Seperti diketahui ranking Indonesia turun drastis. Skuat Garuda saat ini berada di peringkat 167. Selain itu borok bertambah dengan ricuh suporter saat Insonesia menjamu Malaysia.
Terkait permasalahan ini, Vamos Indonesia berupaya mengambil tindakan kecil. Setidaknya untuk permasalahan suporter, Vamos Indonesia mencoba mengedukasi fans di Indonesia.
Edukasi tersebut dilakukan dengan menggelar talk show dengan beberapa pakar di bidangnya dalam Bicara Bola. Diutarakan Founder Vamos Indonesia, Fanny Riawan dia merasa gelisah melihat perilaku suporter Tanah Air.
"Kalau anak-anak di Indonesia ingin jadi pemain sepak bola, orang tuanya ragu. Mau jadi apa kan rusuh terus. Itulah yang akan kita benahi. Karena suporter salah satu bagian dari ekosistem sepak bola," kata Fanny.
Senada dengan Fanny, Kombes Jabinson Purba yang sempat mengikuti kursus tindakan pencegahan Hooligan di Scotland Yard mendukung program edukasi suporter. Menurutnya kepolisian tidak bisa berjalan sendiri menangani kisruh suporter yang kerap terjadi di Indonesia.
"Kalau orang mau berkelahi ya berkelahi mau sebagus apa pun. Tetapi lebih mudah menanganinya, lebih sedikit daripada kita bandingkan di Indonesia," kata pria yang juga anggota Lemhanas tersebut.
"Di ASEAN saja, kita punya ASEANPOL (Organisasi Kepolisian ASEAN) tapi tidak punya database. Mereka punya EUROPOL dan punya databese, jadi bisa saling tukar. Jadi kepolisian bisa mengerahkan pasukan dengan melihat jumlah penonton," sambungnya.
Sementara, narasumber yang malang melintang di sepak bola Eropa, Margie Tyaz yang menilai penanganan suporter harus secara tepat. Mulai dari penataan dan pemisahan tribun antara suporter fanatik dan penonton biasa.
Hingga strategi penjualan tiket pertandingan per musim yang diusung kebanyakan klub di Liga Primer Inggris.
"Masalah Hooligans di sana lebih tertata banget. Kalau di Old Traffod, MU main itu ada satu zona khusus fans fanatik, adanya di belakang gawang. Kalau sisi timur dan barat itu orang-orang kelas menengah atas, karena harga tiketnya juga beda," kata Margie.

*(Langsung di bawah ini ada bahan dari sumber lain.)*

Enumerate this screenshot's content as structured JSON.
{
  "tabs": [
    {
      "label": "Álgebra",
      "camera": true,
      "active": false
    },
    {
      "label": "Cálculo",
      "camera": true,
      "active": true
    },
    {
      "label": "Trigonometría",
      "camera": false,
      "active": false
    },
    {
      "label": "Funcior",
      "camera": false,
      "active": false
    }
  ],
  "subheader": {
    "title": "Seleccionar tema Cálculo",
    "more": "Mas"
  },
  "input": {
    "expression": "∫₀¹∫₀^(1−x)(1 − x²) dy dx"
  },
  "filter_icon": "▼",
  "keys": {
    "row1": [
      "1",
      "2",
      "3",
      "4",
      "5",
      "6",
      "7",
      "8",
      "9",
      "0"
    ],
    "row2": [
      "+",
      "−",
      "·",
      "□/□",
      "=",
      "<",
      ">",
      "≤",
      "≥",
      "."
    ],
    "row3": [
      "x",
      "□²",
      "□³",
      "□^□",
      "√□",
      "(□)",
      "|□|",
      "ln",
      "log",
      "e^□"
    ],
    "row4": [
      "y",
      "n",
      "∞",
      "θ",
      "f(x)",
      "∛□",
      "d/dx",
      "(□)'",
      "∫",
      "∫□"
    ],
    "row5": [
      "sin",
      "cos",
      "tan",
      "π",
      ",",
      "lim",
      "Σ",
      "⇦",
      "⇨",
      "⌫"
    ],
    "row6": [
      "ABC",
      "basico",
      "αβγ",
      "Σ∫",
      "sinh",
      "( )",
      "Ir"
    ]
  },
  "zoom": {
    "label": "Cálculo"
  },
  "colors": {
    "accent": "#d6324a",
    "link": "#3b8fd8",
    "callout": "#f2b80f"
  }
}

Sementara itu, Ketua Paguyuban Suporter Indonesia, Ignatius Indro, menyambut baik upaya edukasi suporter. Menurutnya perilaku suporter yang kerap berbuat kericuhan bisa ditangani dengan berbagai cara, salah satunya pendekatan di daerah masing-masing.
"Contoh melalui ulama, guru, dan stakeholder yang bisa melakukan itu hingga tingkat akar rumput. Pendekatan juga bisa saja dengan budaya masing-masing, karena beda daerah pendekatannya berbeda lagi," ungkapnya.